'Did you say sentiment?' asked Dolly.

'Did I say anything?' I asked in surprise, turning my head to her. 'I thought I was thinking.'

'You were doing it aloud, then,' said Dolly. 'Was the word sentiment?'

'No. Sediment.'

'They're the same thing. I hate them both.'

September 24th.

What will happen to Mrs. Barnes and Dolly when I go back to England? The weather was a little fidgety to-day and yesterday, a little troubled, like a creature that stirs fretfully in its sleep, and it set me thinking. For once the change really begins at this time of the year it doesn't stop any more. It goes on through an increasing unpleasantness winds, rain, snow, blizzards—till, after Christmas, the real winter begins, without a cloud, without a stir of the air, its short days flooded with sunshine, its dawns and twilights miracles of colour.

All that fuss and noise of snow-flurries and howling winds is only the preparation for the great final calm. The last blizzard, tearing away over the mountains, is like an ugly curtain rolling up; and behold a new world. One night while you are asleep the howls and rattlings suddenly leave off, and in the morning you look out of the window and for the first time for weeks you see the mountains at the end of the valley clear against the eastern sky, clothed in all new snow from head to foot, and behind them the lovely green where the sunrise is getting ready. I know, because I was obliged to be here through the October and November and December of the year the house was built and was being furnished. They were three most horrid months; and the end of them was heaven.

But what will become of Mrs. Barnes and Dolly when the weather does finally break up?

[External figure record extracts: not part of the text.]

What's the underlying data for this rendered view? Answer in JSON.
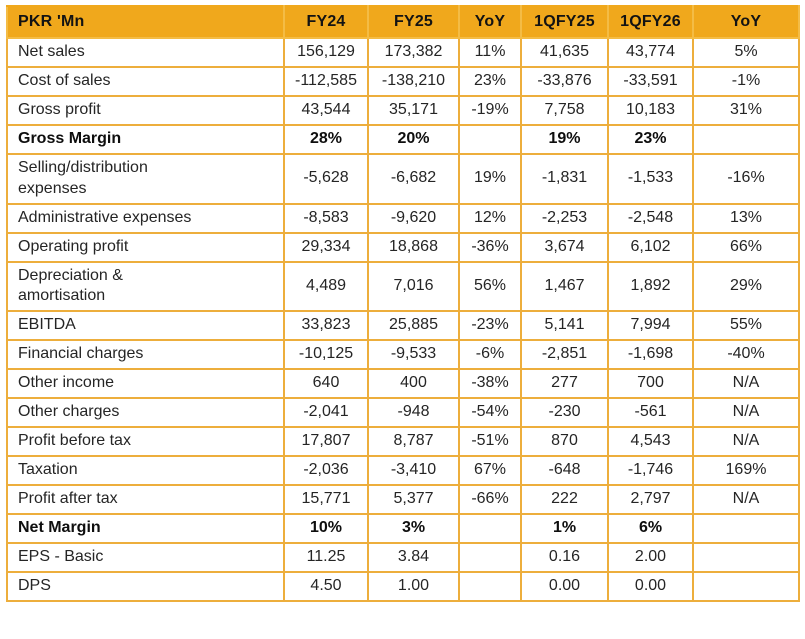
{
  "colors": {
    "header_bg": "#F0A81C",
    "grid_border": "#EDAE3C",
    "header_separator": "#F4BC45",
    "body_text": "#252525"
  },
  "chart_data": {
    "type": "table",
    "title": "Financial results table (PKR 'Mn)",
    "legend_position": "none",
    "grid": true,
    "columns": [
      "PKR 'Mn",
      "FY24",
      "FY25",
      "YoY",
      "1QFY25",
      "1QFY26",
      "YoY"
    ],
    "rows": [
      {
        "label": "Net sales",
        "bold": false,
        "values": [
          "156,129",
          "173,382",
          "11%",
          "41,635",
          "43,774",
          "5%"
        ]
      },
      {
        "label": "Cost of sales",
        "bold": false,
        "values": [
          "-112,585",
          "-138,210",
          "23%",
          "-33,876",
          "-33,591",
          "-1%"
        ]
      },
      {
        "label": "Gross profit",
        "bold": false,
        "values": [
          "43,544",
          "35,171",
          "-19%",
          "7,758",
          "10,183",
          "31%"
        ]
      },
      {
        "label": "Gross Margin",
        "bold": true,
        "values": [
          "28%",
          "20%",
          "",
          "19%",
          "23%",
          ""
        ]
      },
      {
        "label": "Selling/distribution\nexpenses",
        "bold": false,
        "values": [
          "-5,628",
          "-6,682",
          "19%",
          "-1,831",
          "-1,533",
          "-16%"
        ]
      },
      {
        "label": "Administrative expenses",
        "bold": false,
        "values": [
          "-8,583",
          "-9,620",
          "12%",
          "-2,253",
          "-2,548",
          "13%"
        ]
      },
      {
        "label": "Operating profit",
        "bold": false,
        "values": [
          "29,334",
          "18,868",
          "-36%",
          "3,674",
          "6,102",
          "66%"
        ]
      },
      {
        "label": "Depreciation &\namortisation",
        "bold": false,
        "values": [
          "4,489",
          "7,016",
          "56%",
          "1,467",
          "1,892",
          "29%"
        ]
      },
      {
        "label": "EBITDA",
        "bold": false,
        "values": [
          "33,823",
          "25,885",
          "-23%",
          "5,141",
          "7,994",
          "55%"
        ]
      },
      {
        "label": "Financial charges",
        "bold": false,
        "values": [
          "-10,125",
          "-9,533",
          "-6%",
          "-2,851",
          "-1,698",
          "-40%"
        ]
      },
      {
        "label": "Other income",
        "bold": false,
        "values": [
          "640",
          "400",
          "-38%",
          "277",
          "700",
          "N/A"
        ]
      },
      {
        "label": "Other charges",
        "bold": false,
        "values": [
          "-2,041",
          "-948",
          "-54%",
          "-230",
          "-561",
          "N/A"
        ]
      },
      {
        "label": "Profit before tax",
        "bold": false,
        "values": [
          "17,807",
          "8,787",
          "-51%",
          "870",
          "4,543",
          "N/A"
        ]
      },
      {
        "label": "Taxation",
        "bold": false,
        "values": [
          "-2,036",
          "-3,410",
          "67%",
          "-648",
          "-1,746",
          "169%"
        ]
      },
      {
        "label": "Profit after tax",
        "bold": false,
        "values": [
          "15,771",
          "5,377",
          "-66%",
          "222",
          "2,797",
          "N/A"
        ]
      },
      {
        "label": "Net Margin",
        "bold": true,
        "values": [
          "10%",
          "3%",
          "",
          "1%",
          "6%",
          ""
        ]
      },
      {
        "label": "EPS - Basic",
        "bold": false,
        "values": [
          "11.25",
          "3.84",
          "",
          "0.16",
          "2.00",
          ""
        ]
      },
      {
        "label": "DPS",
        "bold": false,
        "values": [
          "4.50",
          "1.00",
          "",
          "0.00",
          "0.00",
          ""
        ]
      }
    ]
  }
}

I can't face the picture of them spending a gloomy, half-warmed winter down in some cheap pension; an endless winter of doing without things, of watching every franc. They've been living like that for five years now. Where does Dolly get her sweet serenity from? I wish I could take them to England with me. But Dolly can't go to England. She is German. She is doomed. And Mrs. Barnes is doomed too, inextricably tied up in Dolly's fate. Of course I am going to beg them to stay on here, but it seems a poor thing to offer them, to live up here in blizzards that I run away from myself. It does seem a very doubtful offer of hospitality. I ought, to make it real, to stay on with them. And I simply couldn't. I do believe I would die if I had three months shut up with Mrs. Barnes in blizzards. Let her have everything—the house, the Antoines, all, all that I possess; but only let me go.